Umweltorganisationen haben im Streit mit dem Regierungsrat des Kantons Bern vor dem Verwaltungsgericht einen Teilsieg errungen: Die höchste kantonale Instanz hat den Beschluss der Kantonsregierung, den TCS-Campingplatz am Neuenburgersee in Gampelen für weitere 35 Jahre zu bewilligen, aufgehoben. Der Kanton habe die Vereinbarkeit der Vertragsverlängerung mit dem Touring Club Schweiz nicht umfassend mit dem öffentlichen Recht abgeklärt, rügt das Gericht den Regierungsrat in seinem Urteil vom 8. Dezember. Die Daseinsberechtigung wurde dem Campingplatz damit aber nicht entzogen.

Der streitbare Campingplatz liegt im Naturschutzgebiet Fanel. Als Justiz-, Gemeinde- und Kirchendirektor Christoph Neuhaus (SVP) im August des vergangenen Jahres die Weiterführung des Ende 2018 auslaufenden Vertrags verkündete, liefen etliche Organisationen Sturm. Pro Natura Bern, Bird Life Schweiz, WWF Schweiz und die Stiftung Landschaftsschutz Schweiz sind schliesslich mit einer Beschwerde gegen den Beschluss ans Verwaltungsgericht gelangt. Auch das Bundesamt für Umwelt (Bafu) hat eine Verwaltungsgerichtsbeschwerde erhoben und verlangt, den kantonalen Beschluss aufzuheben.

 

Hauptanliegen abgewiesen
Klar ist: Der Regierungsrat hatte sich im letzten Jahr gar nicht erst mit den Naturschutzbestimmungen auseinandergesetzt. Er hat die Naturschützer damit vor den Kopf gestossen, dass er sich darauf berufen hat, einen privatrechtlichen Vertrag zu verlängern, der sich nicht nach öffentlichem Recht zu richten habe. Der Kanton ging also davon aus, dass er sich nicht an geltendes Umweltrecht halten muss. Der Kniff dahinter: Die Kantonsregierung hat darauf verwiesen, dass sich die betroffenen Parzellen im kantonalen Finanzvermögen, nicht im Verwaltungsvermögen befinden würden, und der Kanton deshalb wie ein privater Vermieter handle und keine hoheitlichen Aufgaben wahrnehme.

Das Verwaltungsgericht hielt nun fest, dass Wald und Weide wie in Gampelen grundsätzlich tatsächlich zum Finanzvermögen gehörten und Verträge über solche Grundstücke zivilrechtlich seien. Dies sei aber ohne Belang für die Verpflichtungen, die sich aus dem Natur- und Heimatschutzrecht ergäben. «Der Kanton hat sie namentlich auch dann zu erfüllen, wenn das Schutzobjekt Grundstücke in seinem Finanzvermögen betrifft.» Der Kanton kann sich also nicht einfach wie gedacht über Umweltrecht hinwegsetzen.

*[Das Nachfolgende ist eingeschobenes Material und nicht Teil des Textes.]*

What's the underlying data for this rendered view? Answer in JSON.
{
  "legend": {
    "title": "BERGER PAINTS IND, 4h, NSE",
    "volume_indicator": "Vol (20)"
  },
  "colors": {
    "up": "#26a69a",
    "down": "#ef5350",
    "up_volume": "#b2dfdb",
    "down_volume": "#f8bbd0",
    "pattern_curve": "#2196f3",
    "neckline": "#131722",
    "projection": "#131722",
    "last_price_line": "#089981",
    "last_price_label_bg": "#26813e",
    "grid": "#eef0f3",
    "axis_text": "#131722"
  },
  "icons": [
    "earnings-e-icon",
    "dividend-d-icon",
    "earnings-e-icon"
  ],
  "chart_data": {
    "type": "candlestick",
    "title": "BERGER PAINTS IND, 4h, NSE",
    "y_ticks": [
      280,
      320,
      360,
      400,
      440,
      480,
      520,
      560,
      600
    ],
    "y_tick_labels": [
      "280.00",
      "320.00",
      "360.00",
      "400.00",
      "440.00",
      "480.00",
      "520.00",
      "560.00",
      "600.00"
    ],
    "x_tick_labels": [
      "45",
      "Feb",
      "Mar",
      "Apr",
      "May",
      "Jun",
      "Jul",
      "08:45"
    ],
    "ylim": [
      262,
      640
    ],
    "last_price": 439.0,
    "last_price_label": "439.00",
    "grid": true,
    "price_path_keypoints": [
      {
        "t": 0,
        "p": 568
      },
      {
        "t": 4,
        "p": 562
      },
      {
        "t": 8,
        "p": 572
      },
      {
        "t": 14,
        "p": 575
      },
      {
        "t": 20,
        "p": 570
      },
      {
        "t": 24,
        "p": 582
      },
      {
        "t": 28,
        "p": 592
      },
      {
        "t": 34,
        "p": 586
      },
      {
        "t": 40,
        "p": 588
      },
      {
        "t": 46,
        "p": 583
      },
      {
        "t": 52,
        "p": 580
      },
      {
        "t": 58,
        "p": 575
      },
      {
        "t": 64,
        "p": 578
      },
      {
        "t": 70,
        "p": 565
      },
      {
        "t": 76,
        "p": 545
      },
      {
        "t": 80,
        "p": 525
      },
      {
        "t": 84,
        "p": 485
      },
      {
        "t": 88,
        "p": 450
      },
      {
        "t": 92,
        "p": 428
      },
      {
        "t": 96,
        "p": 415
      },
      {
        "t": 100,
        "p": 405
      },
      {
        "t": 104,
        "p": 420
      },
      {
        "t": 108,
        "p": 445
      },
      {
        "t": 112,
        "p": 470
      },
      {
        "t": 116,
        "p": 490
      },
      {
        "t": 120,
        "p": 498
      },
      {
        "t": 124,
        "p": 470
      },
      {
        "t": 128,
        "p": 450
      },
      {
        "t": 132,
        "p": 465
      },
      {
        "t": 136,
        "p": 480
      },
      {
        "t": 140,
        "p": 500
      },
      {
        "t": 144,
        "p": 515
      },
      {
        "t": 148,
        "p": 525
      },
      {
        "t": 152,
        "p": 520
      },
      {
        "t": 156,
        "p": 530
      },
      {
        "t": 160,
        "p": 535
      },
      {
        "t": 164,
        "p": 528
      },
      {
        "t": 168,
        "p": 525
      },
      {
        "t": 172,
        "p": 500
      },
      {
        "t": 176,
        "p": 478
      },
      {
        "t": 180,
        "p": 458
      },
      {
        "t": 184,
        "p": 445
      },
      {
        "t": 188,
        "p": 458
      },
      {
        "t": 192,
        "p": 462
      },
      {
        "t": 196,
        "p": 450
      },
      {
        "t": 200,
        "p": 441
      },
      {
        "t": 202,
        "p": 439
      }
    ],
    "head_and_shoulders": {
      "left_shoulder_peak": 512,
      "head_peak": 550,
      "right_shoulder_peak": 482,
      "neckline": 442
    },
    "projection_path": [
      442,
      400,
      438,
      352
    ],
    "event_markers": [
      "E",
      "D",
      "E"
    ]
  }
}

Indem das Verwaltungsgericht der Argumentation des Kantons nicht gefolgt ist, hat es mit der Aufhebung des Beschlusses der Vertragsverlängerung mit dem TCS die Grundlage entzogen. Zumindest vorerst. Denn das Verwaltungsgericht hat die Beschwerde der Umweltorganisationen nur teilweise gutgeheissen. Das eigentliche Hauptanliegen, das Verbot eines neuen Vertragsschlusses für die Parzellen in Gampelen, komme nicht in Betracht, heisst es im Urteil. Alles, was über die Aufhebung des Regierungsratsbeschlusses hinausgeht, wurde abgewiesen. «Eine allfällige Weiterführung des Campingbetriebs erfordert ein neues Verfahren», so das Verwaltungsgericht.

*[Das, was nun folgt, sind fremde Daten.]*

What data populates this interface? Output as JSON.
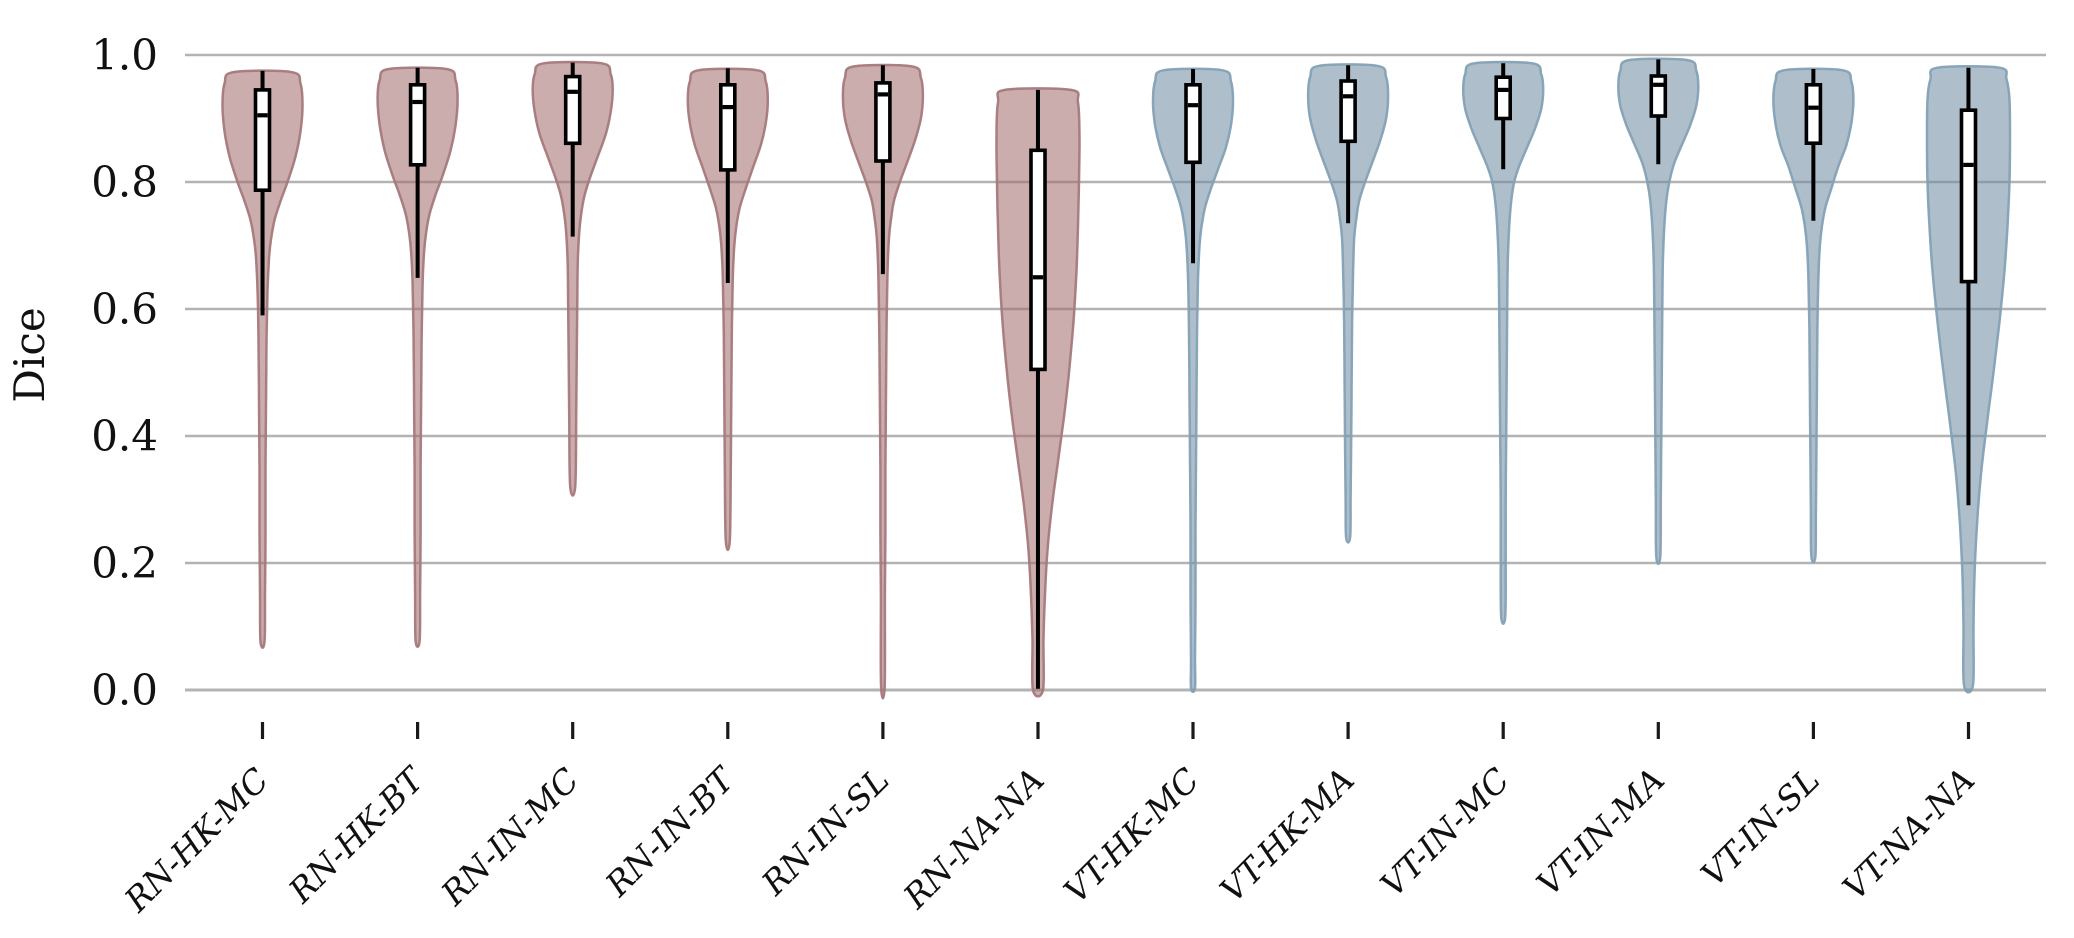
{
  "style": {
    "background": "#ffffff",
    "grid_color": "#b3b3b3",
    "axis_text_color": "#111111",
    "tick_mark_color": "#1a1a1a",
    "box_fill": "#ffffff",
    "box_edge": "#000000",
    "group_colors": {
      "RN": {
        "fill": "#a06a6c",
        "edge": "#a5797c"
      },
      "VT": {
        "fill": "#6b8ba0",
        "edge": "#84a1b5"
      }
    },
    "fill_opacity": 0.55
  },
  "chart_data": {
    "type": "violin",
    "title": "",
    "xlabel": "",
    "ylabel": "Dice",
    "ylim": [
      0.0,
      1.0
    ],
    "yticks": [
      0.0,
      0.2,
      0.4,
      0.6,
      0.8,
      1.0
    ],
    "ytick_labels": [
      "0.0",
      "0.2",
      "0.4",
      "0.6",
      "0.8",
      "1.0"
    ],
    "grid": true,
    "legend_position": "none",
    "x_tick_label_rotation_deg": 45,
    "inner": "box",
    "categories": [
      "RN-HK-MC",
      "RN-HK-BT",
      "RN-IN-MC",
      "RN-IN-BT",
      "RN-IN-SL",
      "RN-NA-NA",
      "VT-HK-MC",
      "VT-HK-MA",
      "VT-IN-MC",
      "VT-IN-MA",
      "VT-IN-SL",
      "VT-NA-NA"
    ],
    "series": [
      {
        "label": "RN-HK-MC",
        "group": "RN",
        "stats": {
          "whisker_low": 0.59,
          "q1": 0.787,
          "median": 0.905,
          "q3": 0.945,
          "whisker_high": 0.975,
          "min": 0.076,
          "max": 0.973
        },
        "shape": [
          [
            0.973,
            29
          ],
          [
            0.955,
            38
          ],
          [
            0.92,
            40
          ],
          [
            0.88,
            38
          ],
          [
            0.84,
            33
          ],
          [
            0.8,
            25
          ],
          [
            0.77,
            18
          ],
          [
            0.74,
            12
          ],
          [
            0.71,
            8.5
          ],
          [
            0.68,
            6.5
          ],
          [
            0.63,
            5
          ],
          [
            0.55,
            4
          ],
          [
            0.45,
            3.5
          ],
          [
            0.35,
            3
          ],
          [
            0.25,
            3
          ],
          [
            0.15,
            2.5
          ],
          [
            0.076,
            2
          ]
        ]
      },
      {
        "label": "RN-HK-BT",
        "group": "RN",
        "stats": {
          "whisker_low": 0.649,
          "q1": 0.827,
          "median": 0.926,
          "q3": 0.953,
          "whisker_high": 0.98,
          "min": 0.077,
          "max": 0.978
        },
        "shape": [
          [
            0.978,
            29
          ],
          [
            0.96,
            38
          ],
          [
            0.93,
            40
          ],
          [
            0.89,
            38
          ],
          [
            0.85,
            33
          ],
          [
            0.81,
            25
          ],
          [
            0.78,
            18
          ],
          [
            0.75,
            12
          ],
          [
            0.72,
            8.5
          ],
          [
            0.69,
            6.5
          ],
          [
            0.64,
            5
          ],
          [
            0.55,
            4
          ],
          [
            0.45,
            3.5
          ],
          [
            0.35,
            3
          ],
          [
            0.25,
            3
          ],
          [
            0.15,
            2.5
          ],
          [
            0.077,
            2
          ]
        ]
      },
      {
        "label": "RN-IN-MC",
        "group": "RN",
        "stats": {
          "whisker_low": 0.714,
          "q1": 0.861,
          "median": 0.942,
          "q3": 0.966,
          "whisker_high": 0.988,
          "min": 0.32,
          "max": 0.987
        },
        "shape": [
          [
            0.987,
            29
          ],
          [
            0.97,
            38
          ],
          [
            0.945,
            40
          ],
          [
            0.91,
            38
          ],
          [
            0.875,
            33
          ],
          [
            0.84,
            25
          ],
          [
            0.81,
            18
          ],
          [
            0.78,
            12
          ],
          [
            0.75,
            8.5
          ],
          [
            0.72,
            6.5
          ],
          [
            0.67,
            5
          ],
          [
            0.6,
            4.5
          ],
          [
            0.52,
            4
          ],
          [
            0.43,
            3.5
          ],
          [
            0.32,
            2.5
          ]
        ]
      },
      {
        "label": "RN-IN-BT",
        "group": "RN",
        "stats": {
          "whisker_low": 0.641,
          "q1": 0.819,
          "median": 0.918,
          "q3": 0.953,
          "whisker_high": 0.979,
          "min": 0.235,
          "max": 0.976
        },
        "shape": [
          [
            0.976,
            29
          ],
          [
            0.958,
            38
          ],
          [
            0.928,
            40
          ],
          [
            0.893,
            38
          ],
          [
            0.858,
            33
          ],
          [
            0.822,
            25
          ],
          [
            0.79,
            18
          ],
          [
            0.76,
            12
          ],
          [
            0.73,
            8.5
          ],
          [
            0.7,
            6.5
          ],
          [
            0.65,
            5
          ],
          [
            0.56,
            4
          ],
          [
            0.46,
            3.5
          ],
          [
            0.35,
            3
          ],
          [
            0.235,
            2
          ]
        ]
      },
      {
        "label": "RN-IN-SL",
        "group": "RN",
        "stats": {
          "whisker_low": 0.655,
          "q1": 0.833,
          "median": 0.938,
          "q3": 0.956,
          "whisker_high": 0.984,
          "min": 0.005,
          "max": 0.982
        },
        "shape": [
          [
            0.982,
            29
          ],
          [
            0.964,
            38
          ],
          [
            0.935,
            40
          ],
          [
            0.9,
            38
          ],
          [
            0.865,
            32
          ],
          [
            0.83,
            24
          ],
          [
            0.8,
            17
          ],
          [
            0.77,
            11
          ],
          [
            0.74,
            8
          ],
          [
            0.71,
            6
          ],
          [
            0.65,
            4.5
          ],
          [
            0.55,
            3.5
          ],
          [
            0.45,
            3
          ],
          [
            0.35,
            2.5
          ],
          [
            0.25,
            2.5
          ],
          [
            0.15,
            2
          ],
          [
            0.005,
            1.8
          ]
        ]
      },
      {
        "label": "RN-NA-NA",
        "group": "RN",
        "stats": {
          "whisker_low": 0.002,
          "q1": 0.505,
          "median": 0.65,
          "q3": 0.85,
          "whisker_high": 0.945,
          "min": 0.0,
          "max": 0.945
        },
        "shape": [
          [
            0.945,
            33
          ],
          [
            0.925,
            40
          ],
          [
            0.87,
            41.5
          ],
          [
            0.8,
            41
          ],
          [
            0.73,
            40
          ],
          [
            0.66,
            38.5
          ],
          [
            0.58,
            35.5
          ],
          [
            0.5,
            31
          ],
          [
            0.43,
            26
          ],
          [
            0.36,
            20
          ],
          [
            0.29,
            14
          ],
          [
            0.22,
            9.5
          ],
          [
            0.15,
            7
          ],
          [
            0.08,
            5.5
          ],
          [
            0.0,
            5
          ]
        ]
      },
      {
        "label": "VT-HK-MC",
        "group": "VT",
        "stats": {
          "whisker_low": 0.672,
          "q1": 0.831,
          "median": 0.921,
          "q3": 0.953,
          "whisker_high": 0.978,
          "min": 0.003,
          "max": 0.976
        },
        "shape": [
          [
            0.976,
            29
          ],
          [
            0.958,
            38
          ],
          [
            0.925,
            40
          ],
          [
            0.89,
            38
          ],
          [
            0.855,
            33
          ],
          [
            0.82,
            25
          ],
          [
            0.79,
            18
          ],
          [
            0.76,
            12
          ],
          [
            0.73,
            8.5
          ],
          [
            0.7,
            6.5
          ],
          [
            0.65,
            5
          ],
          [
            0.56,
            4
          ],
          [
            0.46,
            3.5
          ],
          [
            0.36,
            3
          ],
          [
            0.26,
            2.5
          ],
          [
            0.15,
            2.5
          ],
          [
            0.05,
            2
          ],
          [
            0.003,
            2
          ]
        ]
      },
      {
        "label": "VT-HK-MA",
        "group": "VT",
        "stats": {
          "whisker_low": 0.735,
          "q1": 0.864,
          "median": 0.935,
          "q3": 0.959,
          "whisker_high": 0.984,
          "min": 0.24,
          "max": 0.983
        },
        "shape": [
          [
            0.983,
            29
          ],
          [
            0.965,
            38
          ],
          [
            0.935,
            40
          ],
          [
            0.9,
            38
          ],
          [
            0.865,
            32
          ],
          [
            0.83,
            24
          ],
          [
            0.8,
            17
          ],
          [
            0.77,
            11
          ],
          [
            0.74,
            8
          ],
          [
            0.71,
            6
          ],
          [
            0.66,
            5
          ],
          [
            0.58,
            4
          ],
          [
            0.48,
            3.5
          ],
          [
            0.38,
            3
          ],
          [
            0.3,
            2.5
          ],
          [
            0.24,
            2
          ]
        ]
      },
      {
        "label": "VT-IN-MC",
        "group": "VT",
        "stats": {
          "whisker_low": 0.82,
          "q1": 0.9,
          "median": 0.945,
          "q3": 0.965,
          "whisker_high": 0.987,
          "min": 0.115,
          "max": 0.987
        },
        "shape": [
          [
            0.987,
            29
          ],
          [
            0.97,
            38
          ],
          [
            0.945,
            40
          ],
          [
            0.915,
            38
          ],
          [
            0.885,
            32
          ],
          [
            0.855,
            24
          ],
          [
            0.825,
            16
          ],
          [
            0.8,
            11
          ],
          [
            0.77,
            8
          ],
          [
            0.73,
            6
          ],
          [
            0.67,
            4.5
          ],
          [
            0.6,
            4
          ],
          [
            0.5,
            3.5
          ],
          [
            0.4,
            3
          ],
          [
            0.3,
            2.5
          ],
          [
            0.2,
            2.5
          ],
          [
            0.115,
            2
          ]
        ]
      },
      {
        "label": "VT-IN-MA",
        "group": "VT",
        "stats": {
          "whisker_low": 0.828,
          "q1": 0.904,
          "median": 0.953,
          "q3": 0.967,
          "whisker_high": 0.993,
          "min": 0.21,
          "max": 0.992
        },
        "shape": [
          [
            0.992,
            29
          ],
          [
            0.975,
            38
          ],
          [
            0.95,
            40
          ],
          [
            0.92,
            38
          ],
          [
            0.89,
            32
          ],
          [
            0.86,
            24
          ],
          [
            0.83,
            16
          ],
          [
            0.8,
            11
          ],
          [
            0.77,
            8
          ],
          [
            0.73,
            6
          ],
          [
            0.67,
            4.5
          ],
          [
            0.6,
            4
          ],
          [
            0.5,
            3.5
          ],
          [
            0.4,
            3
          ],
          [
            0.3,
            2.5
          ],
          [
            0.21,
            2
          ]
        ]
      },
      {
        "label": "VT-IN-SL",
        "group": "VT",
        "stats": {
          "whisker_low": 0.739,
          "q1": 0.861,
          "median": 0.917,
          "q3": 0.953,
          "whisker_high": 0.978,
          "min": 0.21,
          "max": 0.976
        },
        "shape": [
          [
            0.976,
            29
          ],
          [
            0.958,
            38
          ],
          [
            0.928,
            40
          ],
          [
            0.893,
            38
          ],
          [
            0.858,
            33
          ],
          [
            0.825,
            25
          ],
          [
            0.79,
            18
          ],
          [
            0.76,
            12
          ],
          [
            0.73,
            8.5
          ],
          [
            0.7,
            6.5
          ],
          [
            0.65,
            5
          ],
          [
            0.57,
            4
          ],
          [
            0.47,
            3.5
          ],
          [
            0.37,
            3
          ],
          [
            0.28,
            2.5
          ],
          [
            0.21,
            2
          ]
        ]
      },
      {
        "label": "VT-NA-NA",
        "group": "VT",
        "stats": {
          "whisker_low": 0.291,
          "q1": 0.643,
          "median": 0.827,
          "q3": 0.913,
          "whisker_high": 0.98,
          "min": 0.008,
          "max": 0.98
        },
        "shape": [
          [
            0.98,
            31
          ],
          [
            0.962,
            38
          ],
          [
            0.93,
            41
          ],
          [
            0.87,
            41.5
          ],
          [
            0.8,
            41
          ],
          [
            0.73,
            39
          ],
          [
            0.66,
            36
          ],
          [
            0.58,
            31
          ],
          [
            0.5,
            25
          ],
          [
            0.42,
            18.5
          ],
          [
            0.34,
            12.5
          ],
          [
            0.26,
            8.5
          ],
          [
            0.18,
            6
          ],
          [
            0.1,
            5
          ],
          [
            0.008,
            4.5
          ]
        ]
      }
    ]
  }
}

Auf ein allfälliges Verbot einer Vertragsverlängerung ist das Gericht gar nicht erst eingegangen, da der Beschluss des Kantons auf einer unvollständigen Sachverhaltsfeststellung beruhe. Diesen Sachverhalt herzustellen sei nicht Aufgabe des Gerichts. Das Verwaltungsgericht hat also den Regierungsrat aufgefordert, die nötigen und bisher verpassten Abklärungen im Bereich des Natur- und Heimatschutzrechts vorzunehmen. Diese würden dann zeigen, «ob, und wenn ja, unter welchen Rahmenbedingungen ein Campingbetrieb auf den streitbetroffenen Parzellen mit dem Umweltrecht vereinbar ist». Das Gericht äussert sich also nicht zur eigentlich entscheidenden Frage, ob der Campingplatz fort muss oder bleiben darf.

 

Lichterlöschen kein Thema
Diese Frage bereits für sich beantwortet haben die Umweltverbände. «Das Fanel lässt sich nicht mit dem Betrieb eines Campingplatzes vereinbaren. Das wissen wir, das weiss der TCS und das weiss auch der Kanton seit 14 Jahren», sagt Verena Wagner, Präsidentin von Pro Natura Bern, die sich über ein «wichtiges und wegweisendes Urteil für uns» freut. Sie sagt, dass der Kanton nun «ganz viel Fantasie» haben müsse, um doch noch eine Lösung für den Verbleib des Campings präsentieren zu können.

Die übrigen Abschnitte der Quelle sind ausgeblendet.